Manifestations à l’ouverture du Musée de la Shoah : un contexte amer

Le Musée de l'Holocauste ouvre ses portes à Amsterdam, le premier du genre aux Pays-Bas. Il y a des manifestations pro-palestiniennes dans la ville.

Ce 10 mars devrait être un événement marquant : le jour où le Musée national de l'Holocauste des Pays-Bas entrera dans le paysage muséal néerlandais et avec lui la persécution et le meurtre de la population juive du pays dans leur mémoire collective. C'est du moins ce qu'a exprimé le réalisateur Emile Schrijver au début de la cérémonie dans la célèbre synagogue portugaise d'Amsterdam, située à quelques pâtés de maisons.

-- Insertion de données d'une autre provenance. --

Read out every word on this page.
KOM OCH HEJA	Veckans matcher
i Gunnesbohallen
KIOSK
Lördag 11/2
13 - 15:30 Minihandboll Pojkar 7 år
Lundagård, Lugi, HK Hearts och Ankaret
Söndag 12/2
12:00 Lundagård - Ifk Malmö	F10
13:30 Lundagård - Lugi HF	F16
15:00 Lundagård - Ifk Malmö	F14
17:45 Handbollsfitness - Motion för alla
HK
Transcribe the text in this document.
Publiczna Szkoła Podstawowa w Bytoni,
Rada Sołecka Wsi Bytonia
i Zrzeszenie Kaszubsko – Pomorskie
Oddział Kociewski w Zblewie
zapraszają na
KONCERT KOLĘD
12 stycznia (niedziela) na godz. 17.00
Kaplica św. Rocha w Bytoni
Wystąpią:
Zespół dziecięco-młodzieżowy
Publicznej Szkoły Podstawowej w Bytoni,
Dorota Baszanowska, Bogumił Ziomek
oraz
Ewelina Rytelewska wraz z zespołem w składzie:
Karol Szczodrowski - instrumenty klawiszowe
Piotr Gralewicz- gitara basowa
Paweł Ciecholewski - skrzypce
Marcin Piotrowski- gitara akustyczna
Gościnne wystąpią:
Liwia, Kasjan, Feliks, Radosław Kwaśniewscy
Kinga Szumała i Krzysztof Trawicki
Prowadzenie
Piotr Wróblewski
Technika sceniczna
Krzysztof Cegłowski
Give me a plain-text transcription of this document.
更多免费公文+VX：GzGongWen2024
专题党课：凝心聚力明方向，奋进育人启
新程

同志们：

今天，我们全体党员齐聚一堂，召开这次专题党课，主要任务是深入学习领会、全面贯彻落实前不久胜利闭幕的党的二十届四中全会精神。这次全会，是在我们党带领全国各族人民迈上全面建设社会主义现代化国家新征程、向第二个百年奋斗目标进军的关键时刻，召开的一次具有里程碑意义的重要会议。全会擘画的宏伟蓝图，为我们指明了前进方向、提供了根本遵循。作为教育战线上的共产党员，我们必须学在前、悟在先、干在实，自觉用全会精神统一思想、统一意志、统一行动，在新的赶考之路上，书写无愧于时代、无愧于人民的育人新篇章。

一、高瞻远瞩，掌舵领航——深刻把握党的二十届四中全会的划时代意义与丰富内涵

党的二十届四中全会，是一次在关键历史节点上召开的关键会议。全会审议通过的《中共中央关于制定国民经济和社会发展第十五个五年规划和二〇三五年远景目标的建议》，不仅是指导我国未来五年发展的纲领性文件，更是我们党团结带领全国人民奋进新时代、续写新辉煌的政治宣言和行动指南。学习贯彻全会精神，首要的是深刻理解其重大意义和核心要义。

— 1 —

En ce qui concerne le concept et l’architecture, beaucoup de choses ont été mises en mouvement – ​​après des décennies d’« incapacité à faire face au meurtre » (Schrijver). L'ancienne école, dans laquelle étaient autrefois formés les enseignants protestants, n'est pas un lieu qui veut évoquer une atmosphère d'horreur, avec beaucoup de bois clair et de lumière.

L'interaction avec l'extérieur y contribue également, par exemple à travers des portraits grandeur nature d'enfants qui ont été sauvés ici de la déportation. Depuis le point de collecte de l'autre côté de la rue, elle a été emmenée à la crèche juive voisine jusqu'à ce que sa famille soit transportée – et dans des moments inaperçus via l'école vers une cachette.

Le fait que l'on veuille aussi raconter l'histoire du sauvetage est évident dans ce lieu où les abîmes les plus sombres et les lueurs d'espoir s'étendent d'un côté de la rue. Schrijver et Annemiek Gringold, la conservatrice, ont annoncé avant l'ouverture qu'ils voulaient redonner aux victimes leur humanité. Des objets personnels peuvent être vus dans l'exposition : un sac, une gourde, deux tresses que Rozette van Dijk a coupées à sa fille Elisabeth lorsqu'elle souffrait de poux dans le camp de concentration de Bergen-Belsen.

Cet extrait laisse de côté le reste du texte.